Vasundhara Vee’s stepping guide for aspiring musicians

The Jazz and R’n’B vocalist’s debut book is what you need if you’re trying to break into the music scene.
By Karishma Kuenzang | Hindustan Times
UPDATED ON OCT 11, 2020 01:54 PM IST

Sometimes you write letters to your younger self. Or at least think about it. But Mumbai-based vocalist, voiceover artist and music educator Vasundhara Vee has taken the concept to the next level with her debut book, Big Dreams, Bold Choices, a one-of-a-kind handbook for indie musicians. A book she could have used when she was starting out at the age of 15.

“I got lucky because I got to work with those who were better and more experienced musically. Still, there was no clear path to follow, which would get demotivating and confusing at times,” says the singer, 34, who honed her skills at Delhi choir Artistes Unlimited, before launching herself with her first ensemble Adil & Vasundhara.

Be irreplaceable

Fifteen years of collaborations, shows and corporate gigs, as well as teaching has more than prepared her for this long-overdue manual. The fact that it reads like a journal of someone who’s explained the missteps she’s made makes it all the more relatable.  

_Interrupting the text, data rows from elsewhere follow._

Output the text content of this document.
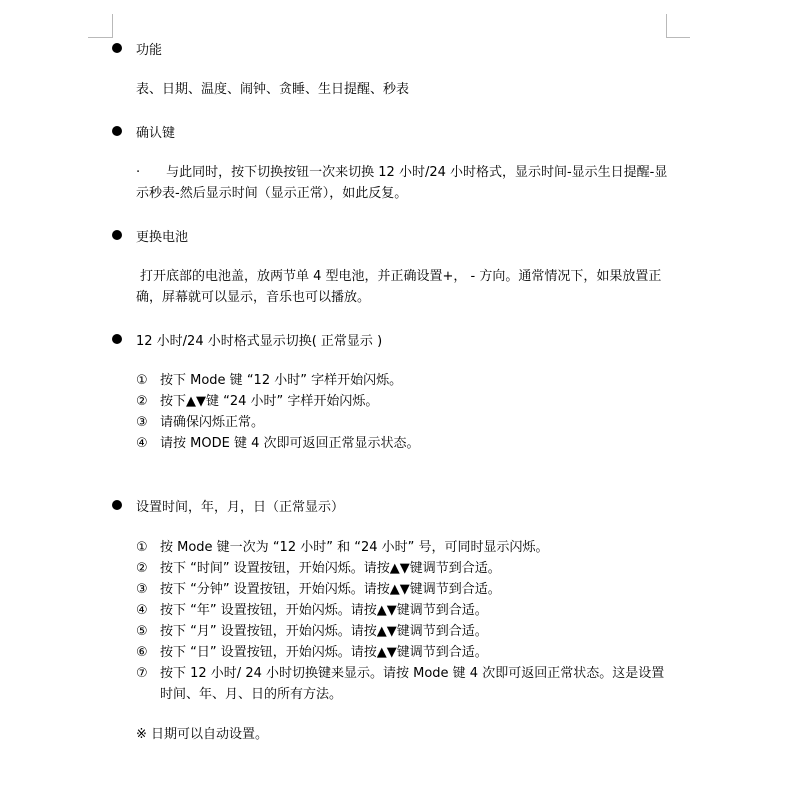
功能
表、日期、温度、闹钟、贪睡、生日提醒、秒表
确认键
·　　与此同时，按下切换按钮一次来切换 12 小时/24 小时格式，显示时间-显示生日提醒-显示秒表-然后显示时间（显示正常），如此反复。
更换电池
打开底部的电池盖，放两节单 4 型电池，并正确设置+， - 方向。通常情况下，如果放置正确，屏幕就可以显示，音乐也可以播放。
12 小时/24 小时格式显示切换( 正常显示 )
① 按下 Mode 键 “12 小时” 字样开始闪烁。
② 按下▲▼键 “24 小时” 字样开始闪烁。
③ 请确保闪烁正常。
④ 请按 MODE 键 4 次即可返回正常显示状态。
设置时间，年，月，日（正常显示）
① 按 Mode 键一次为 “12 小时” 和 “24 小时” 号，可同时显示闪烁。
② 按下 “时间” 设置按钮，开始闪烁。请按▲▼键调节到合适。
③ 按下 “分钟” 设置按钮，开始闪烁。请按▲▼键调节到合适。
④ 按下 “年” 设置按钮，开始闪烁。请按▲▼键调节到合适。
⑤ 按下 “月” 设置按钮，开始闪烁。请按▲▼键调节到合适。
⑥ 按下 “日” 设置按钮，开始闪烁。请按▲▼键调节到合适。
⑦ 按下 12 小时/ 24 小时切换键来显示。请按 Mode 键 4 次即可返回正常状态。这是设置时间、年、月、日的所有方法。
※ 日期可以自动设置。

The first thing to know? To be irreplaceable, you need to have a clear authentic stance. “Like Parekh & Singh – they are above competition today because they have been polishing, distilling and purifying their craft,” says Vasundhara. Secondly, schooling is key. But you need to choose between the music school or mentor model. “Classes only arm you with tools, which you need to start applying,” cautions the former NMIMS faculty member.

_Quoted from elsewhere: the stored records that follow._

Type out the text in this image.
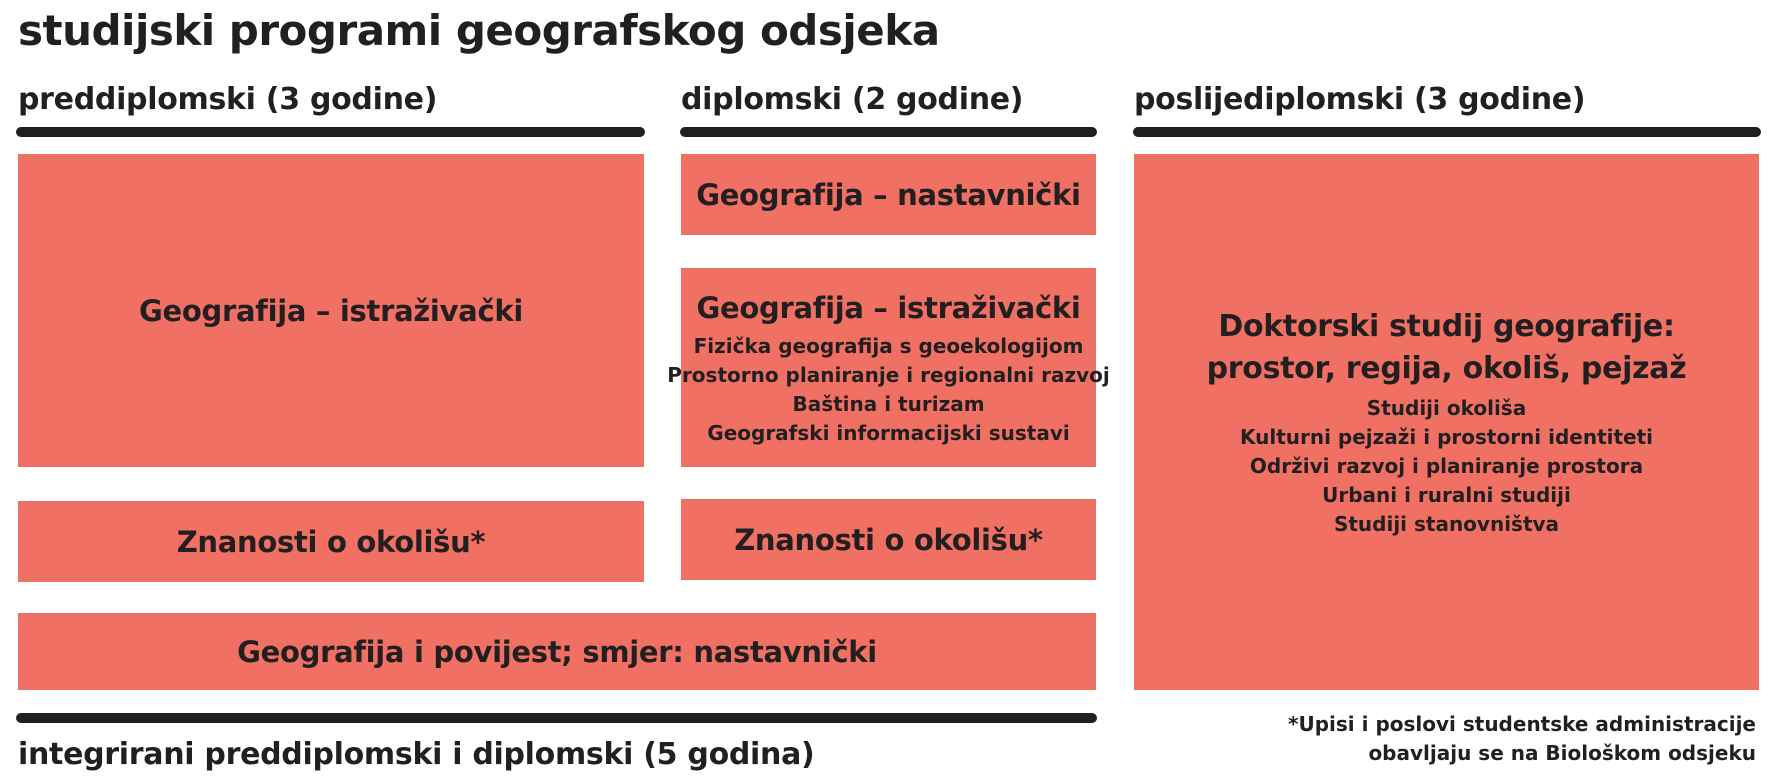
studijski programi geografskog odsjeka
preddiplomski (3 godine)	diplomski (2 godine)	poslijediplomski (3 godine)
Geografija – istraživački
Znanosti o okolišu*
Geografija – nastavnički
Geografija – istraživački
Fizička geografija s geoekologijom
Prostorno planiranje i regionalni razvoj
Baština i turizam
Geografski informacijski sustavi
Znanosti o okolišu*
Geografija i povijest; smjer: nastavnički
Doktorski studij geografije:
prostor, regija, okoliš, pejzaž
Studiji okoliša
Kulturni pejzaži i prostorni identiteti
Održivi razvoj i planiranje prostora
Urbani i ruralni studiji
Studiji stanovništva
integrirani preddiplomski i diplomski (5 godina)
*Upisi i poslovi studentske administracije
obavljaju se na Biološkom odsjeku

Vasundhara’s debut novel is a handbook for indie musicians
Vasundhara’s debut novel is a handbook for indie musicians

Shock and awe

So, what’s the key mistake youngsters are making? “They are too excited about playing live and earning via it, because of which they lose out not only on money, but on timing their debut. Build your craft for two years so you can send shock waves when you debut. You will earn more, make a bigger impact and be able to sustain it,” she explains. This is a lesson she learnt from her own debut – an inexperienced one at a recording studio when she was 18; and the live performance with her first band, when she was used to singing on a stage.

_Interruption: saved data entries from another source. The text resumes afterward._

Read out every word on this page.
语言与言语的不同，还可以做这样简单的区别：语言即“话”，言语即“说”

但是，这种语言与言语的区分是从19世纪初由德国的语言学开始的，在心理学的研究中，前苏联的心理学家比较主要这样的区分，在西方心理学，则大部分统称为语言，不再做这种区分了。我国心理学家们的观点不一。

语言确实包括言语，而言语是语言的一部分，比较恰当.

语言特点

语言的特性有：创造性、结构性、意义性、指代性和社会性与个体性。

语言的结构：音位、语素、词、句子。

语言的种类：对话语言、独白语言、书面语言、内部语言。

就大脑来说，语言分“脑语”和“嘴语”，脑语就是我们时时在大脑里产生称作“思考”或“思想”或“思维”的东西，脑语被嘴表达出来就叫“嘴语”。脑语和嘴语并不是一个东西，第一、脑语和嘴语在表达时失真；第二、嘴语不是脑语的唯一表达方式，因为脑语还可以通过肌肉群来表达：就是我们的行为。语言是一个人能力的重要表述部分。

“Build your craft for two years so you can send shock waves when you debut”

Another place she feels she went wrong was not putting muscle into promotions, especially on social media. But that’s the last step – first you need to create good music. “It’s not about fame. You need to know how to connect to people, discover your style and tap into that,” she says.

Confused conclusion

The biggest hurdle aspiring musicians need to fight still is the social stigma. “The stigma is there due to confusion – some families believe the artist is a seer, some think of them as entertainment crew, others still think they are people with weird moral standards and then there are parents who simply want their child to be famous,” says Vasundhara, confessing that one of the reasons she wrote the book was to address parents.  

But the biggest question has always been finances. “You need to understand that you are a creative entrepreneur and it’s actually quite viable,” she says, citing examples of music directors who build a foundation in the indie circuit, which acts as a fallback as they go mainstream. Also, don’t play gigs randomly. “Even today, if a big company wants you to play for free and you do it, they may not pay you post-Covid. What you do now will impact how you grow,” she warns.

“Besides, being specific about the kind of people you work with not only helps your craft, but also builds a community,” she adds.

And isn’t bringing people together exactly what music is about?